More and more lenders in both mortgage loans and smaller loans have begun to offer different types of loan protection insurance. The idea is to offer the borrower an insurance policy that enters in case you cannot pay off the loan due to unemployment, illness or death. For each insurance, you have to pay a premium, and loan protection is no exception. The question then is whether it is worth paying this premium?
This is how loan protection works
When you take out a loan, you take on an obligation to repay and pay interest on time. There is a built-in risk in this concept and many people want to minimize this. One way to reduce the risk of financial problems due to the loan – for example, that the case goes to debt collection or even to the creditor – is to take out loan protection. If you get a much lower income due to sick leave or unemployment, you simply have the loan protection to fall back on.
The loan cover as insurance normally covers the entire loan cost per month for a certain period of time. For sms loans, which run for a more limited period of time, the insurance usually applies for the entire term. Instead, the loan protection applies for a limited period of time for loan loans. If you become unemployed or on sick leave, you simply will not have to pay the monthly cost yourself. Instead, it is the insurance company that pays it.
Percentage high premium
Loan protection comes with a premium that is relatively high in percentage terms in relation to the loan amount. Exactly how the premium is calculated is different from player to player, but it usually costs quite a bit. For loan loans, a cost of between 3-8% of the monthly payment normally applies. For sms loans, there is usually a cost of between 1-4% of the credit used / what is left to pay.

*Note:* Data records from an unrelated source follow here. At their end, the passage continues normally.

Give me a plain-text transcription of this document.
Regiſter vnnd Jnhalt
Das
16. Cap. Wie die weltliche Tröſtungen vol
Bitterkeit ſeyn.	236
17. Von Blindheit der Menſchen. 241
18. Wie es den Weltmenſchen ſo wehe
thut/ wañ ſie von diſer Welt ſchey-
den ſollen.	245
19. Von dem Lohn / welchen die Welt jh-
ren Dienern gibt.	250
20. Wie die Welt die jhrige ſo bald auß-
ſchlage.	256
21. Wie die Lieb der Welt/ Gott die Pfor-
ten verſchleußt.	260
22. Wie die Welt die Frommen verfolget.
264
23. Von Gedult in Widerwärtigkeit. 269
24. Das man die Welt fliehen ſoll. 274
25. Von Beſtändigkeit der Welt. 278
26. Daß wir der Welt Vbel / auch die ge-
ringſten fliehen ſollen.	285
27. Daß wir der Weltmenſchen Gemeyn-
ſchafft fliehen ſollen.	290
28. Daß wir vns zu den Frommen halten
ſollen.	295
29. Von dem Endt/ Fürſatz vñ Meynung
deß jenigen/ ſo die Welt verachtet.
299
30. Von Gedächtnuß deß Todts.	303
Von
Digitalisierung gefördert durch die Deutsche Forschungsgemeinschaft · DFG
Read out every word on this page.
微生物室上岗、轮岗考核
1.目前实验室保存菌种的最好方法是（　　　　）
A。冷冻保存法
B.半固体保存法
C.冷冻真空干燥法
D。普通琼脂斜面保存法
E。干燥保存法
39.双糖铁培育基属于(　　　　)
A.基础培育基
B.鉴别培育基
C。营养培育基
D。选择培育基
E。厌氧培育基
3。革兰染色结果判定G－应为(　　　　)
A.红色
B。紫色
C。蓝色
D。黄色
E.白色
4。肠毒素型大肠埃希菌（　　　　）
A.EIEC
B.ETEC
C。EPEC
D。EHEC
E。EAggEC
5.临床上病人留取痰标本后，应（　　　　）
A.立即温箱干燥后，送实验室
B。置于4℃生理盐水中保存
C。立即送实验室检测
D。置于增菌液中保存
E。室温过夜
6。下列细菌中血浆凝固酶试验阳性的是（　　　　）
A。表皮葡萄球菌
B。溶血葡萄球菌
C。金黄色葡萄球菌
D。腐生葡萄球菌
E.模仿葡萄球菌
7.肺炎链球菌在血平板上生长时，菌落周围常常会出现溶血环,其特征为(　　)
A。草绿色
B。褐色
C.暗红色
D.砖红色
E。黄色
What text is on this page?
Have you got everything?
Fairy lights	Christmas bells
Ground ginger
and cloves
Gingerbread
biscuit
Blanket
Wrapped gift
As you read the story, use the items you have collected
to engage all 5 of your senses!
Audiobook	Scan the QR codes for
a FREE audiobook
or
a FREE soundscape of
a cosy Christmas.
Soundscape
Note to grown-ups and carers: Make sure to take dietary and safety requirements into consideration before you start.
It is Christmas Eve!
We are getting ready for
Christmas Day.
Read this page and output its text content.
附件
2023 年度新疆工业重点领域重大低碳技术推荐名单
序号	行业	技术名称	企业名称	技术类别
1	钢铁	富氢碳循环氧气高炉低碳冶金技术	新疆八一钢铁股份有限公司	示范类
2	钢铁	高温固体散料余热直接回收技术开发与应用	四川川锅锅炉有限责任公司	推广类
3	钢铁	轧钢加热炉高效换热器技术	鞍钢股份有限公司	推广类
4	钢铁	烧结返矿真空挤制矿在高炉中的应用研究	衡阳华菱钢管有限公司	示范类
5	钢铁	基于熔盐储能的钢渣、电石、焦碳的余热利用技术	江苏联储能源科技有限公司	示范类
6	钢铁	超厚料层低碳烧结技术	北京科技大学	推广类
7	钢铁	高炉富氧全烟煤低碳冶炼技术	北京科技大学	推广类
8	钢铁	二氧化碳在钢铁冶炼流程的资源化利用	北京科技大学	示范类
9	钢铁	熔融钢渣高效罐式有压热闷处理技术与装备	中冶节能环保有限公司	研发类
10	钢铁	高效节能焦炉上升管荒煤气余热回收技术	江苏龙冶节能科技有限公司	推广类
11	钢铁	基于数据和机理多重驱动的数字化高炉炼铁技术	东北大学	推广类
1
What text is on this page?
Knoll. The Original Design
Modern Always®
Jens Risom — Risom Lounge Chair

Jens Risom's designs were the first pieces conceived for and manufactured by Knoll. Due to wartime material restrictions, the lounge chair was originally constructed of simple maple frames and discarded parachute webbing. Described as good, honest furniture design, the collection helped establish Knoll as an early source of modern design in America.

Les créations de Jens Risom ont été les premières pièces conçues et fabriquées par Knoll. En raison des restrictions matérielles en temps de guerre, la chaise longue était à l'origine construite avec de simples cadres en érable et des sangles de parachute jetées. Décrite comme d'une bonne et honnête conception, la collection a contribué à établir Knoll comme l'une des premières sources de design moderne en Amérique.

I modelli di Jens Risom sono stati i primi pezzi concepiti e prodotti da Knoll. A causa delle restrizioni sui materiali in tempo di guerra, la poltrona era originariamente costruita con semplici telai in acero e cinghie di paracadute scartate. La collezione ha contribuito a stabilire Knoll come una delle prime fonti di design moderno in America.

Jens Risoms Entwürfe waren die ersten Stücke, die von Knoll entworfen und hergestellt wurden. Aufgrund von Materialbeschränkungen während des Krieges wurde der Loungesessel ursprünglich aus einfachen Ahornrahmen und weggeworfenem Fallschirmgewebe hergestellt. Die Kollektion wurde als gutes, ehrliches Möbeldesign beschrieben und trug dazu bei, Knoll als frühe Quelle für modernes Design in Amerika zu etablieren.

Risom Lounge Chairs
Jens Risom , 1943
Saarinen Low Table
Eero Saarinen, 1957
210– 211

Example: You take a sms loan of USD 9,000 in six months and sign up for loan protection. The premium is at 1.50% of the credit. In the first month you pay USD 135 in premium (USD 0.015 x 9000) in addition to amortization and interest. The second month you pay USD 112.50 (0.015 x 7500), and so on. You see quite quickly that the total cost of the loan protection becomes significant.
So, is it a good idea to sign up for loan protection? Only you can answer that, but if you choose this extra security, be prepared to pay quite a bit for it. As always: If you are in the least uncertain about whether your finances allow a loan, it is best not to.